55 After the explanation that love is the source of this joy, because love rejoices that Jesus is to be confessed in the glory of God the Father, He next expresses His claim to receive back that glory, in the words, For the prince of this world comes, and he has nothing in Me. The prince of this world has nothing in Him: for being found in fashion as a man, He dwelt in the likeness of the flesh of sin, yet apart from the sin of the flesh, and in the flesh condemned sin by sin. Then, giving obedience to the Father's command as His only motive, He adds, But that the world may know that I love the Father, even as the Father gave Me commandment, so I do.

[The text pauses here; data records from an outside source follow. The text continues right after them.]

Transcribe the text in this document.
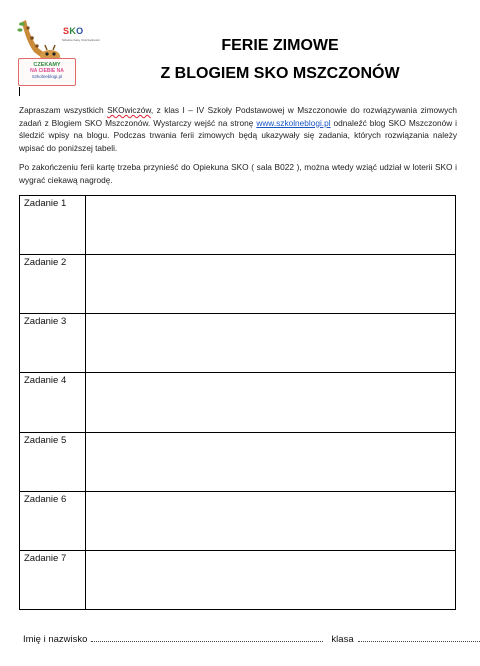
SKO
Szkolne Kasy Oszczędności
CZEKAMY
NA CIEBIE NA
Szkolneblogi.pl
FERIE ZIMOWE
Z BLOGIEM SKO MSZCZONÓW

Zapraszam wszystkich SKOwiczów, z klas I – IV Szkoły Podstawowej w Mszczonowie do rozwiązywania zimowych zadań z Blogiem SKO Mszczonów. Wystarczy wejść na stronę www.szkolneblogi.pl odnaleźć blog SKO Mszczonów i śledzić wpisy na blogu. Podczas trwania ferii zimowych będą ukazywały się zadania, których rozwiązania należy wpisać do poniższej tabeli.

Po zakończeniu ferii kartę trzeba przynieść do Opiekuna SKO ( sala B022 ), można wtedy wziąć udział w loterii SKO i wygrać ciekawą nagrodę.

Zadanie 1	
Zadanie 2	
Zadanie 3	
Zadanie 4	
Zadanie 5	
Zadanie 6	
Zadanie 7	
Imię i nazwisko	klasa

Arise, let us go hence</em>. In His zeal to do the Father's commandment, He rises and hastens to complete the mystery of His bodily passion. But the next moment He unfolds the mystery of His assumption of flesh. Through this assumption we are in Him, as the branches in the vinestock; and unless He had become the Vine, we could have borne no good fruit. He exhorts us to abide in Himself, through faith in His assumed body, that, since the Word has been made flesh, we may be in the nature of His flesh, as the branches are in the Vine.
He separates the form of the Father's majesty from the humiliation of the assumed flesh by calling Himself the Vine, the source of unity for all the branches, and the Father the careful Husbandman, Who prunes away its useless and barren branches to be burnt in the fire. In the words, He that has seen Me, has seen the Father also, and The words that I say unto you, I speak not of Myself, but the Father abiding in Me, He does His works, and Believe Me, that I am in the Father, and the Father in Me, He reveals the truth of His birth and the mystery of His Incarnation.
He then continues the thread of His discourse, until He comes to the saying, The Father is greater than I; and after this, to complete the meaning of these words, He hastens to add the illustration of the husbandman, the vine, and the branches, which directs our notice to His submission to bodily humiliation. He says that, because the Father is greater than Himself, He is going to the Father, and that love should rejoice, that He is going to the Father, that is, to receive back His glory from the Father: with Him, and in Him, to be glorified not with a brand-new honour, but with the old, not with some strange honour but with that which He had with Him before.
If then Christ shall not enter into Him with glory, to abide in the glory of God, you may disparage His nature: but if the glory which He receives is the proof of His Godhead, recognise that it as Giver of this proof that the Father is the greater.